I can't believe I'm doing this, but I am. I take off the school jacket, careful of the blood that has dried. His eyes fall on the newest wound but the old scars don't escape his gaze either. The new one is bleeding again, and it drips upon his majestic woven rug. I can tell he's cursing in his ancient language.

But I'm open

And I'm bleeding

All over your brand new rug

And I need someone to help me sew them up

I only wanted a magazine

I only wanted a movie screen

I only wanted the life I'd read about and dreamed

"Why?" is his simple question, and he sounds pretty upset. At least I know he can still talk.

"You wouldn't understand. You've never felt real pain. This..." I motion to my scarred arms. "These, these are nothing. Real pain is similar to this but on your very heart and soul. The only difference is that real pain is not self-inflicted and they never fade."

He looks like a deer caught in a speeding trucks headlights now. I can't help it and I start to giggle. My giggles resound off the walls, sounding tense and distant. My yami's face twists in pain and he fades out of focus. I feel light-headed and I stare down at my bloodied arm, seeking truth in my blood. Suddenly, I'm seeing black instead of my favorite crimson.

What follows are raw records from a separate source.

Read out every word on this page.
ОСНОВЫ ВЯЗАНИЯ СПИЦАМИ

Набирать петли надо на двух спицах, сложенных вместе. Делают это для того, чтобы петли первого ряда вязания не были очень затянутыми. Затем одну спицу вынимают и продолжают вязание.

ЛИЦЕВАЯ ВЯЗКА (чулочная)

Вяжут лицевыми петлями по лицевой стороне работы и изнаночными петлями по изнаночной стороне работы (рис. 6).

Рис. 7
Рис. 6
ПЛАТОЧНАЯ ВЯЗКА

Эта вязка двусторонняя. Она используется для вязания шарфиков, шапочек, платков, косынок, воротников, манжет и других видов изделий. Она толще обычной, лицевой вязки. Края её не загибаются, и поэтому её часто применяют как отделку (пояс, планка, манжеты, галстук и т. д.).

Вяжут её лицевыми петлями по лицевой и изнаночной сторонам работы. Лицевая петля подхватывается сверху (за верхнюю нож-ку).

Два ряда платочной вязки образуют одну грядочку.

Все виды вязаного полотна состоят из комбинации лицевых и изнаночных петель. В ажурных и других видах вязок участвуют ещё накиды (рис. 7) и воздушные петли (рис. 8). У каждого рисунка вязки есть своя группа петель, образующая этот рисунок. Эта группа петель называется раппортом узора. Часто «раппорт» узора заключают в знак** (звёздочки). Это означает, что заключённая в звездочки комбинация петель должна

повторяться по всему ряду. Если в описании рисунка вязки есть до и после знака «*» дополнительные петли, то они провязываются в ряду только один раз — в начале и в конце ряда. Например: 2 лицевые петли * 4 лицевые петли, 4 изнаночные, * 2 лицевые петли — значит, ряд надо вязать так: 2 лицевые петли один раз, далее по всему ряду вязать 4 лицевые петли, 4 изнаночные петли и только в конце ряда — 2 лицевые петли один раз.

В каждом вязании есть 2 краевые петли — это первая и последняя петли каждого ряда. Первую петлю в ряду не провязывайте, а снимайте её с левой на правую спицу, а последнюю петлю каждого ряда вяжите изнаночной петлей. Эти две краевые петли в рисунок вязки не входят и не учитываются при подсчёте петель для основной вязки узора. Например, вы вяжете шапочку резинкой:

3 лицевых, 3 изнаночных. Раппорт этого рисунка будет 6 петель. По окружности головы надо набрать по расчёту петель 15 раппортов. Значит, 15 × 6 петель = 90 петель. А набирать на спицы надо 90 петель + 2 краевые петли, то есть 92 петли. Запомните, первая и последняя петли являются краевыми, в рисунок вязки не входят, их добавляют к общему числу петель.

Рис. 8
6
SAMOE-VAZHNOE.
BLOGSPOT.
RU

And now my mind is an open book

And now my heart is an open wound

And now my life is an open soul for all to see

But help me heal these wounds

They've been open for way to long

Help me fill this soul

Even though this is not your fault

I wake up on my yami's bed and slowly sit up. He's there in the corner, rocking in my mother's old rocking chair. I miss my mom, why'd she have to leave?

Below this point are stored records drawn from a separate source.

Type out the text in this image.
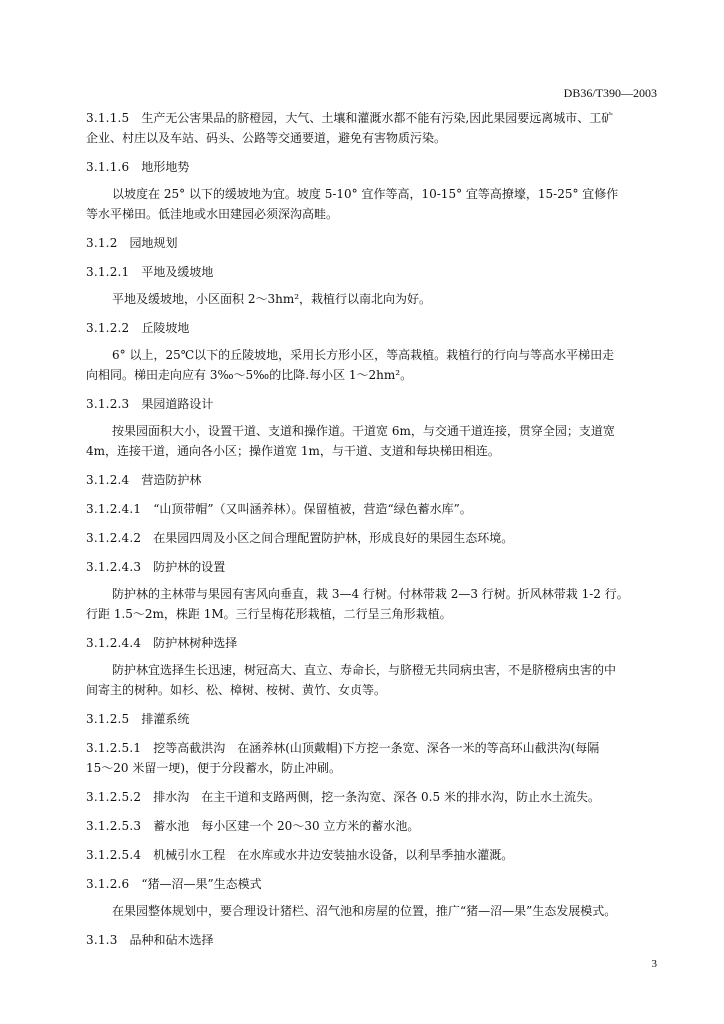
DB36/T390—2003
3.1.1.5 生产无公害果品的脐橙园，大气、土壤和灌溉水都不能有污染,因此果园要远离城市、工矿
企业、村庄以及车站、码头、公路等交通要道，避免有害物质污染。
3.1.1.6 地形地势
以坡度在 25° 以下的缓坡地为宜。坡度 5-10° 宜作等高，10-15° 宜等高撩壕，15-25° 宜修作
等水平梯田。低洼地或水田建园必须深沟高畦。
3.1.2 园地规划
3.1.2.1 平地及缓坡地
平地及缓坡地，小区面积 2～3hm²，栽植行以南北向为好。
3.1.2.2 丘陵坡地
6° 以上，25℃以下的丘陵坡地，采用长方形小区，等高栽植。栽植行的行向与等高水平梯田走
向相同。梯田走向应有 3‰～5‰的比降.每小区 1～2hm²。
3.1.2.3 果园道路设计
按果园面积大小，设置干道、支道和操作道。干道宽 6m，与交通干道连接，贯穿全园；支道宽
4m，连接干道，通向各小区；操作道宽 1m，与干道、支道和每块梯田相连。
3.1.2.4 营造防护林
3.1.2.4.1 “山顶带帽”（又叫涵养林）。保留植被，营造“绿色蓄水库”。
3.1.2.4.2 在果园四周及小区之间合理配置防护林，形成良好的果园生态环境。
3.1.2.4.3 防护林的设置
防护林的主林带与果园有害风向垂直，栽 3—4 行树。付林带栽 2—3 行树。折风林带栽 1-2 行。
行距 1.5～2m，株距 1M。三行呈梅花形栽植，二行呈三角形栽植。
3.1.2.4.4 防护林树种选择
防护林宜选择生长迅速，树冠高大、直立、寿命长，与脐橙无共同病虫害，不是脐橙病虫害的中
间寄主的树种。如杉、松、樟树、桉树、黄竹、女贞等。
3.1.2.5 排灌系统
3.1.2.5.1 挖等高截洪沟　在涵养林(山顶戴帽)下方挖一条宽、深各一米的等高环山截洪沟(每隔
15～20 米留一埂)，便于分段蓄水，防止冲刷。
3.1.2.5.2 排水沟　在主干道和支路两侧，挖一条沟宽、深各 0.5 米的排水沟，防止水土流失。
3.1.2.5.3 蓄水池　每小区建一个 20～30 立方米的蓄水池。
3.1.2.5.4 机械引水工程　在水库或水井边安装抽水设备，以利旱季抽水灌溉。
3.1.2.6 “猪—沼—果”生态模式
在果园整体规划中，要合理设计猪栏、沼气池和房屋的位置，推广“猪—沼—果”生态发展模式。
3.1.3 品种和砧木选择
3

"Are you okay, Little One?" he asks, standing and heading in my direction. I don't even think as I respond, "No, leave me alone," it was an automatic response, not thought required. He looked slightly taken aback and terribly tired. I bet he didn't get any sleep last night. He turns and leaves, though he knows he shouldn't.

That I'm open and I'm bleeding

All over your brand new rug

And I need someone to help me

So you come along

I push you away

Then kick and scream for you to stay

As the door shuts, I feel desperately lonely and I cry out for him. He opens the door again and gives me another questioning look.

I whimper to myself as I hug my knees to my chest. "Please, I'm sorry. Please don't leave me. Everyone else has. Mother did and so did he..."

He kneels beside the bed and gently, so gently, strokes my hair. "Just go to sleep, Little One. That is the first step to your recovery." And so I do, as long as he is by my side.

Cuz I need someone to help me

Oh I need someone to help me

To help me heal these wounds

They've been open for way too long

Help me fill this soul

Even though this is not your fault

That I'm open

And I'm bleeding

All over your brand new rug

And I need someone to help me sew them

I need someone to help me fill them

I need someone to help me close them up

XOXOX

Jade- Still no guesses? I thought it'd be rather easy.

Katia-chan; you had a good idea, but see, I love Ry-chan so much I can't write about him being suicidal.. And thank you for the review!